Mensch faces a maximum sentence of 90 days in jail and a $300 fine, although Berks County Assistant District Attorney James Goldsmith said he would not recommend incarceration.

Testifying under oath, Mensch and the other motorist, Brian Salisbury, offered sharply conflicting versions of the events of March 9 that resulted in the charge against the senator. Mensch denied displaying any sort of weapon and presented a string of character witnesses, including a Roman Catholic priest and two police officers who described him as a law-abiding man.

Both men agreed that the encounter occurred late in the afternoon along an eight-mile stretch of the interstate in Berks County and ended at a gas station just off the highway.

Salisbury, 55, who commutes from his home in Easton to his job in Harrisburg, said Mensch's vehicle came up from behind while Salisbury was passing a tractor-trailer and began tailgating him.

When he pulled into the right lane after passing the truck, he said, Mensch passed him and then slowed down. As Salisbury's vehicle came alongside, Mensch displayed a black handgun in his palm at about lap level, Salisbury said.

“It was definitely a gun,” he said, adding that he slowed down and called 911 to report the incident.

“It just scared me,” he said. “I didn't know what was going to happen and I just pulled back.”

Shortly afterward, both men wound up pulling into the same gas station, where Mensch filled his gas tank and Salisbury described the incident to police on his cellphone, they testified.

State Trooper John Wenrich, one of the troopers who pulled over Mensch after he left the gas station, testified that he observed a black pistol under a scheduling book on the passenger's seat and that another pistol was revealed when Mensch opened his glove compartment to retrieve his driving papers.

Mensch, 65, who has concealed-weapon permits to carry both guns, denied that he displayed any weapon that afternoon, suggesting that Salisbury might have seen him holding his cellphone.

Mensch, a former state representative who won a special election to the Senate in October, is a co-sponsor of a Senate-approved bill to ease legal restrictions on the use of deadly force in self-defense in Pennsylvania. The House has passed similar legislation.

The senator claimed Salisbury was “dallying” in the passing lane when Mensch approached from behind. The senator said he became frightened after Salisbury pulled into the right lane because he said Salisbury made “gestures with his hand” and tailgated him until they stopped at the gas station.

“I had no sense of what this man's intent was,” he said.

Mensch acknowledged that at the gas station he took the black pistol from its box under the front seat and stuck it under his coat in the small of his back, but said he did so because he feared for his safety.

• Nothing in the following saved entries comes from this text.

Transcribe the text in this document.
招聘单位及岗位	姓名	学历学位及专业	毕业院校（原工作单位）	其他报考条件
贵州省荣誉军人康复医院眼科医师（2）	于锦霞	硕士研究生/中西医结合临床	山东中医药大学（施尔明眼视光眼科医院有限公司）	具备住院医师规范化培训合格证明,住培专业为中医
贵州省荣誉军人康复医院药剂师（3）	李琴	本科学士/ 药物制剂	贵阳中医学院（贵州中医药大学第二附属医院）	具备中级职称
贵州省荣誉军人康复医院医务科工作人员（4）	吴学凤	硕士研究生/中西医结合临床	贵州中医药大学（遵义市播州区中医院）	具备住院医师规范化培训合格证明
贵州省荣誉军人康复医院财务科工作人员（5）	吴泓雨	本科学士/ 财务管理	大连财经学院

Defense attorney Rich Wagner told the judge that Mensch did nothing wrong because he never used the gun in a threatening way.

“It was never raised. It was never pointed,” he said.

Goldsmith, however, said state troopers corroborated key parts of Salisbury's version of events, and his description of the black gun undercut the defendant's contention that he was not displaying a weapon.

“That's one heck of a lucky guess,” he said.